О ТОМ, КАКИЕ БЫЛИ ПОСЛЕДНИЕ ПРИГОТОВЛЕНИЯ У ЕЛПИДИФОРА ПЕРФИЛЬЕВИЧА И КАК СОБРАЛИСЬ К НЕМУ ГОСТИ
На стенных часах, что стояли в зале у Елпидифора Перфильевича, из-за дверцы выскочила кукушка и прокуковала пять раз. Вместе с тем, как она куковала, часы в колокольчик тоже пять раз прозвонили. А как и кукушка откуковала, часы, отзвонив, заиграли репетицию. Вот, господа, так уж репетиция! Что это, подумаешь, человек-то? На какие уж он хитрости ни поднимается в нынешние годы? Ну кому бы, позвольте вас спросить, в старинные времена пришла такая блажь в голову, чтобы часы со всякими концертами построить? Нет, что ни говорите, а мудрены нынче стали люди — такие штуки выкидывают, что и ума не приложишь. Вон в «Московских Ведомостях» хоть, что ли, чего там нет? Господи боже мой! Вот пишут, что люди, заместо того, чтобы на паре лошадей разъезжать, катаются себе на паре, вот что с кипятку бывает. Да еще из чугуна дороги делают. Вот так премудрости. А это еще — ухитрился же какой-то немец, должно быть, из сала воск делать. Что же? Ведь сделал, да еще как-с — побелее воску-то. Не верите, господа? Да я сам видел прошлого года у прокурора, как в Троеславль по старым делам ездил. Хитры, хитры люди стали, а немцы еще хитрее. Да-с, а я об часах ведь говорил; так славные часы эти были — Елпидифор Перфильевич их на ярмарке достал. Купил ли он их, так ли где ему бог послал — дело закрытое. Уж куда же, чай, купить ему — известное дело, исправник, а у исправника, сами знаете: всякое деяние благо и всякое имение благо — приобретено полюбными сделками. А уж такие часы, что просто-напросто мое почтение. Со всего Чернограда, бывало, все благородные приходили по ним свои поверять. Оно, конечно, кто их знает, может быть, и так приходили, не для того, чтобы часы поправить, а просто позакусить да исправничьей водочки пропустить. А водки славные у Елпидифора Перфильевича водились; каких не было: и донная, и трифольная, и мятная, и всякая другая, ну чудо что за водки. Подойдешь к столу, так глаза и разбегаются, из которого бы графина выпить. Городничий, что в походах в немецких землях бывал, говорит, что и во Франции и в Париже таких водок нет, а про Туречину и говорить нечего — там хмельного не употребляют.
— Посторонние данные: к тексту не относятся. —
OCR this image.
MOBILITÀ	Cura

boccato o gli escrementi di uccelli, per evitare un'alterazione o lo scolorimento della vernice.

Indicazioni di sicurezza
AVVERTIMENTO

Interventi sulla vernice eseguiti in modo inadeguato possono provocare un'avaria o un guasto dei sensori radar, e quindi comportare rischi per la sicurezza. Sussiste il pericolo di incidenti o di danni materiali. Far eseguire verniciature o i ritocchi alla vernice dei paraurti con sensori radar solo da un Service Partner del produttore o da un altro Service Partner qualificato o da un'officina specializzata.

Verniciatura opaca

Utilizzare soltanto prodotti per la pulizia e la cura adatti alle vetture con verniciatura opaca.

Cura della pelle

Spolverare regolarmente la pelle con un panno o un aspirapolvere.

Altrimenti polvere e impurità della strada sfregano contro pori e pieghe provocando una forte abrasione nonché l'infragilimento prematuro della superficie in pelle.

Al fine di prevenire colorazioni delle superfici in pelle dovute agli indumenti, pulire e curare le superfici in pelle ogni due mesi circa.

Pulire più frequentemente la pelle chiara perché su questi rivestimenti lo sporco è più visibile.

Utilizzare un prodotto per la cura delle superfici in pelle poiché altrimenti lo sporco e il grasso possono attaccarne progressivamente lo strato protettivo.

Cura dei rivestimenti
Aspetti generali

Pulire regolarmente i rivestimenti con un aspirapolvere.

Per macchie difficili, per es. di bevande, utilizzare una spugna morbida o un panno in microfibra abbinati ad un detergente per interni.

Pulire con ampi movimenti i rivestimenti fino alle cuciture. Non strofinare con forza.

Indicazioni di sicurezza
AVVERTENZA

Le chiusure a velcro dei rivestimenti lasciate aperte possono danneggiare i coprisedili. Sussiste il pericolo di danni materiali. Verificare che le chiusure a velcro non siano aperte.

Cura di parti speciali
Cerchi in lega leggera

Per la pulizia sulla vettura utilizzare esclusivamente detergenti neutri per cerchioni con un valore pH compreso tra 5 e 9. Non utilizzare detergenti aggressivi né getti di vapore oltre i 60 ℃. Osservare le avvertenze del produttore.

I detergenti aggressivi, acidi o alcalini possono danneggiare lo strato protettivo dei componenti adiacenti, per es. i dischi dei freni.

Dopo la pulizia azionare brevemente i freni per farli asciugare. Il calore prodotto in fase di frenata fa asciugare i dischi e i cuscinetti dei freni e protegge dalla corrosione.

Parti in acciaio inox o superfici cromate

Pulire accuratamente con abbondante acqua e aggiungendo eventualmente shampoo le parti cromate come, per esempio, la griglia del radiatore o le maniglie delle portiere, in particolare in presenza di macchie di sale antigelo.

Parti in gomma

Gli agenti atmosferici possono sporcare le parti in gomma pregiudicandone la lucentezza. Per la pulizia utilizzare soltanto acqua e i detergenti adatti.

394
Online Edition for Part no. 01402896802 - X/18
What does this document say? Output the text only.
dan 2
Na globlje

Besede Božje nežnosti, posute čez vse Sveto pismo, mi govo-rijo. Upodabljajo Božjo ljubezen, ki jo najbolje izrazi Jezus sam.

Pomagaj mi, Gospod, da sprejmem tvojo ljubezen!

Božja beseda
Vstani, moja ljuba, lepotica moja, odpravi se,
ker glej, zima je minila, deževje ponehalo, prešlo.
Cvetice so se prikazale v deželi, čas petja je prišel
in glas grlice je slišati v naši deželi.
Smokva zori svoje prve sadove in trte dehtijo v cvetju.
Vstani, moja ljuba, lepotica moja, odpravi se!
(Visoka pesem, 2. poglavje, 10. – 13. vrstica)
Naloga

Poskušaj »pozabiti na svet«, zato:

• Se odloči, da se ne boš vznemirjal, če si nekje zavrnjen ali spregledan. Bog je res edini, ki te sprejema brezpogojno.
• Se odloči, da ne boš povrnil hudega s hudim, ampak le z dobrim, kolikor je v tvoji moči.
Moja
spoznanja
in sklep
Ну-с, вот прокуковала кукушка. Что же? — из кабинета вышел сам Елпидифор Перфильевич, красный такой, и сам глаза бумажным платком протирает. А за ним шел Петр и подал ему трубку саратовки… А из гостиной вышла Матрена Елистратовна, да такая расфранченная, распомаженная, что точно как губернская барыня в Христов праздник до обедни.
— Уф! знатно соснул! Петрушка, приготовь умыться. Матрена Елистратовна, все ли готово по вашей части?
— Все готово, батюшка Елпидифор Перфильевич, все приготовлено как ни на есть лучше.
— И закуска?
— И закуска, и все, все, что называется.
— То-то, то-то, смотрите у меня, чтобы все было у меня отличительно. Сами знаете, майор с офицерами приедет. Я к нему нарочно в Воронцово заезжал.
— Уж не беспокойтесь, все будет в самой модной пропорции и в политической полированности. Я вот недавно на крестинах в Троеславле была, ну там, знаете, губернские люди, так с них я возьму пример и поставлю все в бонтонности. Я ведь не судейша какая-нибудь — она вот намедни свои именины справляла, да и справила так, что и курам на смех… Что вы думаете? Ведь барыням малиновки по третьей недостало. А еще приглашают тоже. Уж звали бы свою братью — необразованных, а то зовут и нас, полированных. Уж не срамились бы лучше.